The objection to the adoption of this plan at a census of the United States is found in the expense of requiring the canvasser to go twice throughout his district-once to leave the schedules, and again to take them up. In cities and manufacturing towns this plan might even be found to expedite the enumerator's work, saving more time on the definitive visits, by giving him his schedules already, in a large proportion of cases, filled, than would be occupied by the preliminary visits in leaving the schedules. In flourishing agricultural settlements the adoption of this plan would doubtless considerably increase the labor of enumeration, the only compensation therefor being found in the improved character of the returns. In sparsely settled districts, however, where the time of the enumerator would in any case be largely spent in passing from house to house, the requirement of a double visit would nearly, though never quite, double the labor of taking the census, for which, of course, the government must pay. It was the consideration of such districts as those last indicated which furnished the main argument against “prior schedules" in the session of 1869–70. The true solu. tion of the problem still seems to me to be that which was suggested in the Report of the Superintendent of the Census in 1871, (vol. on Population and Social Statistics, p. xxvii,) viz, by using the prior schedule" as an auxiliary of the enumerator, but not requiring its legal service, and authorizing the Census Office to dispense with this agency, even in this modified form, wherever the conditions of occupation and settlement shall seem to require it.

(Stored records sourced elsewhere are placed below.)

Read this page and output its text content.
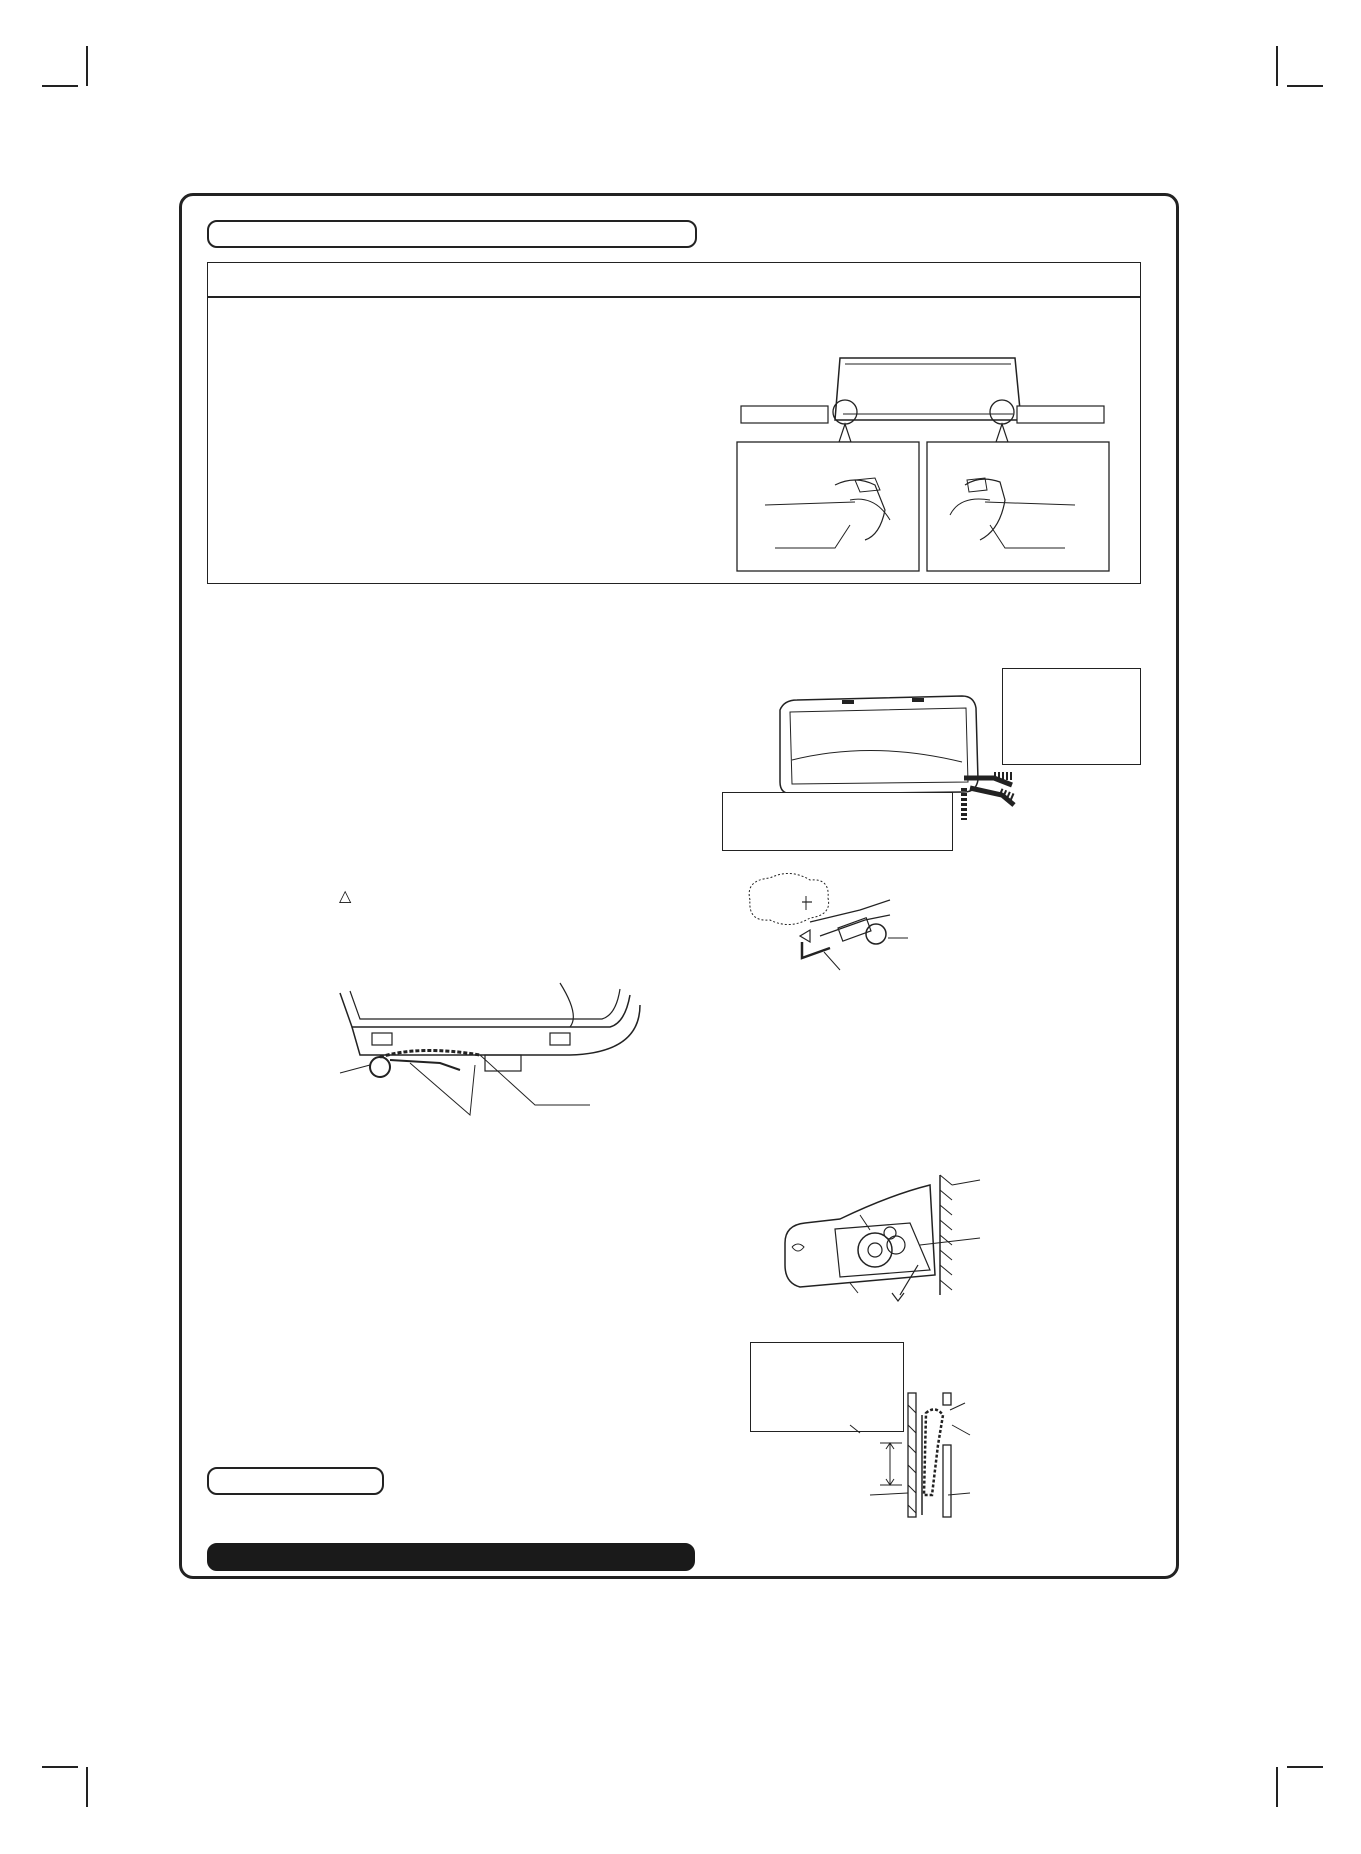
△
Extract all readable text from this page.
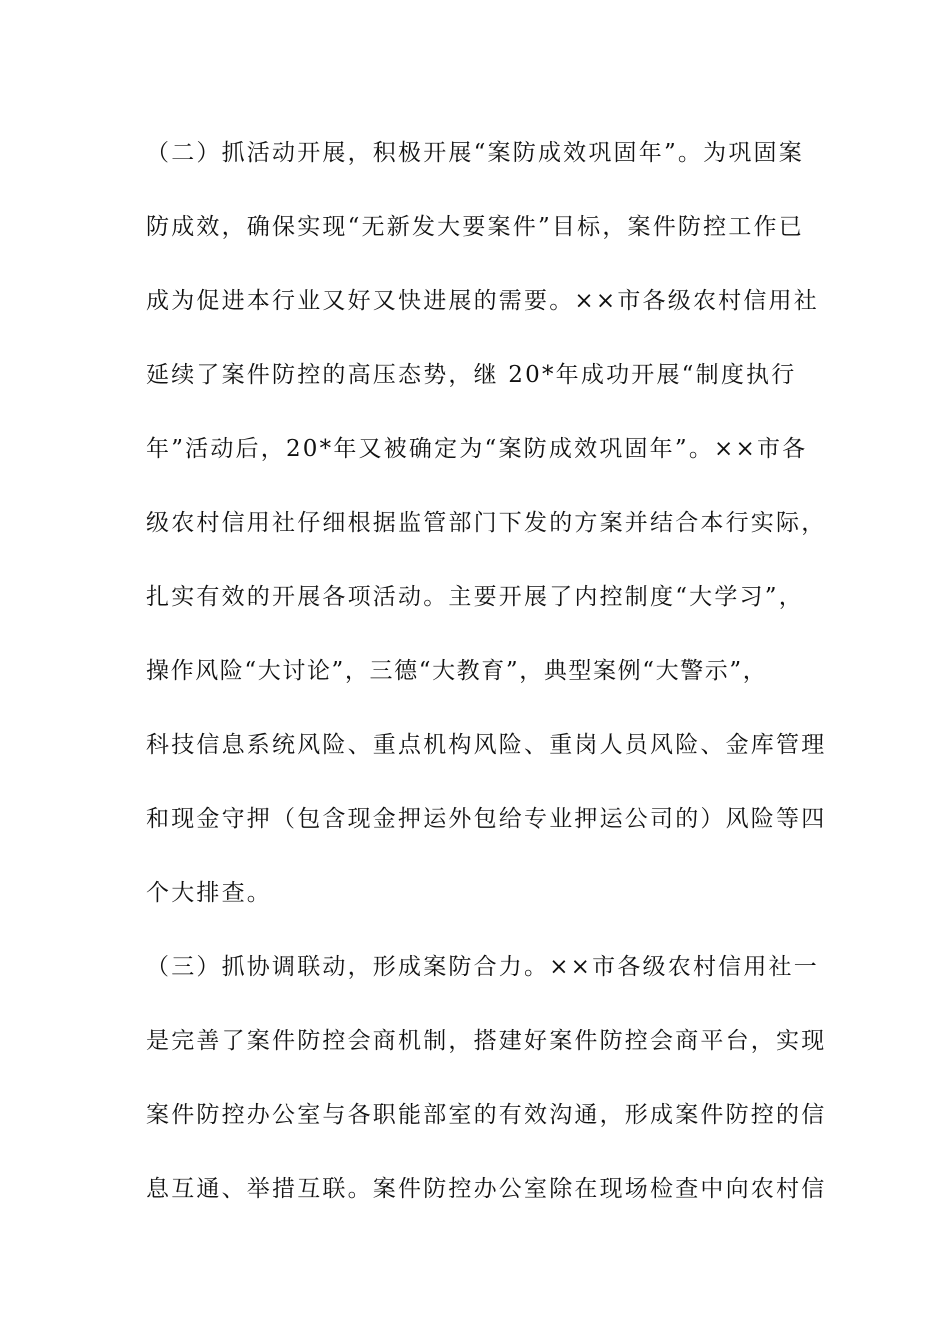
（二）抓活动开展，积极开展“案防成效巩固年”。为巩固案
防成效，确保实现“无新发大要案件”目标，案件防控工作已
成为促进本行业又好又快进展的需要。××市各级农村信用社
延续了案件防控的高压态势，继 20*年成功开展“制度执行
年”活动后，20*年又被确定为“案防成效巩固年”。××市各
级农村信用社仔细根据监管部门下发的方案并结合本行实际，
扎实有效的开展各项活动。主要开展了内控制度“大学习”，
操作风险“大讨论”，三德“大教育”，典型案例“大警示”，
科技信息系统风险、重点机构风险、重岗人员风险、金库管理
和现金守押（包含现金押运外包给专业押运公司的）风险等四
个大排查。
（三）抓协调联动，形成案防合力。××市各级农村信用社一
是完善了案件防控会商机制，搭建好案件防控会商平台，实现
案件防控办公室与各职能部室的有效沟通，形成案件防控的信
息互通、举措互联。案件防控办公室除在现场检查中向农村信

By distributing schedules in advance, through personal visitation in towns and cities, and through the mail in the case of families living at a distance from settlements, four out of five, or even nine out of ten, families could be served in this way, without any appreciable addition to the expense.
It would seem that the substantial advantage should be secured without carrying the scheme out to a theoretical completeness. Where schedules should not have been duly received or properly attended to, the assistant marshal would be no worse off with respect to the enumeration of families than before; and even in many of these cases, heads of families might casually become acquainted with the character of the inqui. ries by seeing the schedules in the houses of their neighbors, and be better prepared in consequence to answer promptly and correctly.
In the foregoing paragraphs I have traced the general outlines of a scheme of enumeration which, without aiming at the perfection of statistical result which is obtained in European censuses, would accomplish the objects of the act of 1850, with not only a great improvement as to accuracy, but a decided saving in cost* to the government. Very respectfully, your obedient servant,
FRANCIS A. WALKER,
Superintendent of Census. Hon. C. SCHURZ,
Secretary of the Interior, * The cost of the 7th census (1850) was $1,329,000. The cost of the 8th census (1860) was $1,922,000, an increase of 44 per cent. The cost of the 9th census (1870) was $3,336,000; but of this, $685,000 was additional compensation," paid under the resolution of June 9, 1870, and the acts of March 3, and April 20, 1871. These several acts were passed by Congress in view of the great advance in the prices of articles of subsistence between 1860 and 1870. Deducting this amount, the cost of the 9th census showed an advance over that of 1860 of 38 per cent.